La commission mixte paritaire du 19 septembre 2018 a supprimé cette proposition permettant l’enregistrement de surfaces illicites par les secrétariats des Commissions Départementales d’Aménagement Commercial pour obtenir des régularisations en toute impunité, mais de surcroit, a étendu le délai du Préfet de trois mois au lieu d’un mois pour contrôler les surfaces illicites.

Cette modification de la commission mixte paritaire va à l’encontre de l’article 9 c) de la Directive Européenne Services 2006-123 du 12 décembre 2006 :

  1. Sénat Loi ELAN article 54 bis
  2. ASS NATION Loi ELAN article 54 bis F

RAPPEL

Au titre de l’Egalité des chances, dans le cadre d’une reconstruction harmonieuse du Pays, d’une volonté d’un aménagement équilibré du commerce sur tout le territoire suite aux nouvelles formes de commerce et afin d’éviter le gaspillage des petites entreprises commerciales et artisanales, les législateurs ont voté en 1973  la loi pour la Liberté d’Entreprendre N° 73-1193 du 31 décembre 1973.

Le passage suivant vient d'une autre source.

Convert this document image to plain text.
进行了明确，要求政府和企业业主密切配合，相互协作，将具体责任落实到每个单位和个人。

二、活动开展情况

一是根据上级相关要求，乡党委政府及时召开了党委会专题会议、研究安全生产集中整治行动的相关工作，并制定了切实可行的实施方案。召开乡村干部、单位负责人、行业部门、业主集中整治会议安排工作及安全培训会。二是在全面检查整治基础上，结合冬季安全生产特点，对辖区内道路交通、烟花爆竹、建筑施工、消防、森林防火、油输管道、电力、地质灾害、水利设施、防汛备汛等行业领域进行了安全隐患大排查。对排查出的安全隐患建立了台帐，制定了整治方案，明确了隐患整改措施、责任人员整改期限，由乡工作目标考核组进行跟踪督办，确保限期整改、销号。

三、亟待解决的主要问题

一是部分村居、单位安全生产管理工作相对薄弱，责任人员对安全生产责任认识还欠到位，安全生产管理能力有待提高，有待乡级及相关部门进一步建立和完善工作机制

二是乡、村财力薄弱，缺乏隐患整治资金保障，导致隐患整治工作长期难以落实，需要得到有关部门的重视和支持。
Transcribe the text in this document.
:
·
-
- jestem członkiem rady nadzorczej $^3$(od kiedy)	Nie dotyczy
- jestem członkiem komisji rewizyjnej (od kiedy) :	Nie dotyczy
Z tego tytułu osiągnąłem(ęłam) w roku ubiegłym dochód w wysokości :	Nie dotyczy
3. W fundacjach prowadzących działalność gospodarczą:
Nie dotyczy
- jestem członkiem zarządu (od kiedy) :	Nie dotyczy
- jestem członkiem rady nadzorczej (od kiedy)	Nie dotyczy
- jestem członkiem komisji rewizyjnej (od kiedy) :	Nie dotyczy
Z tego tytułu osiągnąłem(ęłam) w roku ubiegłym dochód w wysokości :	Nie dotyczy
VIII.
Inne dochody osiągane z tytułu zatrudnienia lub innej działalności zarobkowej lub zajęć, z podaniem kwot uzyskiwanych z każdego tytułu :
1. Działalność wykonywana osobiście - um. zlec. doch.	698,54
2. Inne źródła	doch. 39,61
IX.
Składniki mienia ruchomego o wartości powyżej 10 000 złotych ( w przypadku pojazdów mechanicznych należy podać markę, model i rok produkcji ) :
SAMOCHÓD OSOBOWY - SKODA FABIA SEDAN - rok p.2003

Afin de permettre une concurrence claire et loyale, les législateurs ont toujours prévu des sanctions dissuasives pour l’exploitation de surfaces illicites et manquements à la loi.

Sauf qu’avec la décentralisation permettant aux élus  locaux de signer les permis de construire des grandes surfaces et des centres commerciaux, il a été constaté de nombreux dérapages et de nombreux scandales dans l’attribution des autorisations d’urbanisme commercial.

Sous l’influence de la grande distribution, des banques et du B.T.P.,  sans se soucier de l’intérêt général, de la destruction des centres villes, des conséquences catastrophiques pour les commerçants-artisans, les législateurs ont continué à détricoter la loi pour favoriser les intérêts privés des promoteurs des grandes surfaces et des centres commerciaux au détriment de l’intérêt général.